Preferably, the motor apparatus includes at least one of a motor stator, a rotor, and a transformer;
the dipping treatment comprises at least one of dipping, drip dipping, roll dipping, vacuum dipping and vacuum pressure dipping.
It should be noted that, in the use process of the environment-friendly impregnating resin, curing treatment can be performed after impregnation.
The curing means includes ultraviolet radiation curing and/or thermal curing means.
Compared with the prior art, the application has the following beneficial effects:
(1) The environment-friendly heat conduction impregnating resin has the advantages of low viscosity and high heat conduction on the basis of ensuring environment friendliness.
(2) The environment-friendly heat-conducting impregnating resin also has the advantages of taking the performance advantages of the material into consideration and the convenience in use.
(3) According to the application, zirconium phosphate is used as a filler in the hot-dipping resin for the first time, so that the heat conduction performance of the environment-friendly hot-dipping resin is greatly improved, and the heat conduction test values are all higher than 0.3W (m.K).
Detailed Description
The present application will be described in detail with reference to specific examples. The following examples will assist those skilled in the art in further understanding the present application, but are not intended to limit the application in any way. It should be noted that variations and modifications could be made by those skilled in the art without departing from the inventive concept. These are all within the scope of the present application.
Examples 1 to 20 and comparative examples 1 to 7 were prepared by the following steps:
step S1: premixing unsaturated polyester resin, zirconium phosphate and environment-friendly reactive diluent for 10-40 minutes at low speed according to the component proportions shown in table 1 to obtain a premixed intermediate;
step S2: and (3) after the premixed intermediate is dispersed for 10 to 40 minutes at high speed, adding an initiator and other auxiliary agents, uniformly stirring and defoaming to obtain the final impregnating resin.

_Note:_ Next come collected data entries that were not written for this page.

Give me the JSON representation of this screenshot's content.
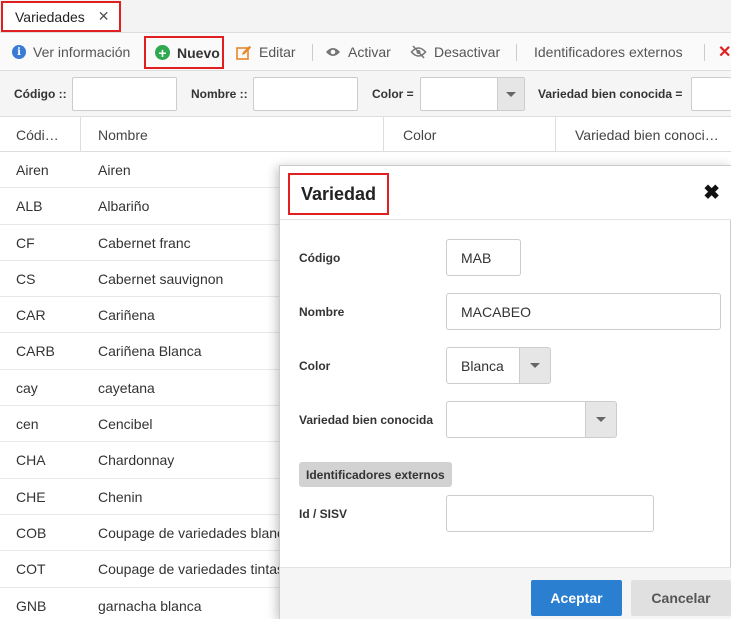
{
  "tab": {
    "label": "Variedades",
    "close": "✕"
  },
  "toolbar": {
    "info": "Ver información",
    "new": "Nuevo",
    "edit": "Editar",
    "activate": "Activar",
    "deactivate": "Desactivar",
    "external": "Identificadores externos",
    "delete": "✕"
  },
  "filters": {
    "codigo": "Código ::",
    "nombre": "Nombre ::",
    "color": "Color =",
    "conocida": "Variedad bien conocida ="
  },
  "table": {
    "headers": [
      "Códi…",
      "Nombre",
      "Color",
      "Variedad bien conoci…"
    ],
    "rows": [
      [
        "Airen",
        "Airen"
      ],
      [
        "ALB",
        "Albariño"
      ],
      [
        "CF",
        "Cabernet franc"
      ],
      [
        "CS",
        "Cabernet sauvignon"
      ],
      [
        "CAR",
        "Cariñena"
      ],
      [
        "CARB",
        "Cariñena Blanca"
      ],
      [
        "cay",
        "cayetana"
      ],
      [
        "cen",
        "Cencibel"
      ],
      [
        "CHA",
        "Chardonnay"
      ],
      [
        "CHE",
        "Chenin"
      ],
      [
        "COB",
        "Coupage de variedades blancas"
      ],
      [
        "COT",
        "Coupage de variedades tintas"
      ],
      [
        "GNB",
        "garnacha blanca"
      ]
    ]
  },
  "modal": {
    "title": "Variedad",
    "close": "✖",
    "fields": {
      "codigo_label": "Código",
      "codigo_value": "MAB",
      "nombre_label": "Nombre",
      "nombre_value": "MACABEO",
      "color_label": "Color",
      "color_value": "Blanca",
      "conocida_label": "Variedad bien conocida",
      "conocida_value": "",
      "section": "Identificadores externos",
      "sisv_label": "Id / SISV",
      "sisv_value": ""
    },
    "accept": "Aceptar",
    "cancel": "Cancelar"
  },
  "colors": {
    "accent": "#2b7fd1",
    "highlight": "#e02020",
    "new_icon": "#2fa84f",
    "info_icon": "#3a7bd5",
    "edit_icon": "#e8872b",
    "delete_icon": "#e02020"
  }
}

The specific process parameters for each example are shown in table 2.
Among these, the polymerization inhibitor used is one of alkylated phenols, hydroquinone and benzoquinone, and 2, 4-di-tert-butylphenol or methyl hydroquinone is commonly used for alkylated phenols.
The auxiliary agent can also comprise other auxiliary agents such as leveling agent, defoamer and the like, and the types and the like are not limited. Those skilled in the art can add the leveling agent EFKA 3777, BYK-370 and BYK-392 of Pick chemical Co., ltd, AFCONA-3773 of Efaku chemical Co., ltd, etc. as required, and the defoaming agent selected from TEG0 900, AFCONA-3773 of Efaku chemical Co., ltd, BYK-057 of Pick chemical Co., ltd, etc.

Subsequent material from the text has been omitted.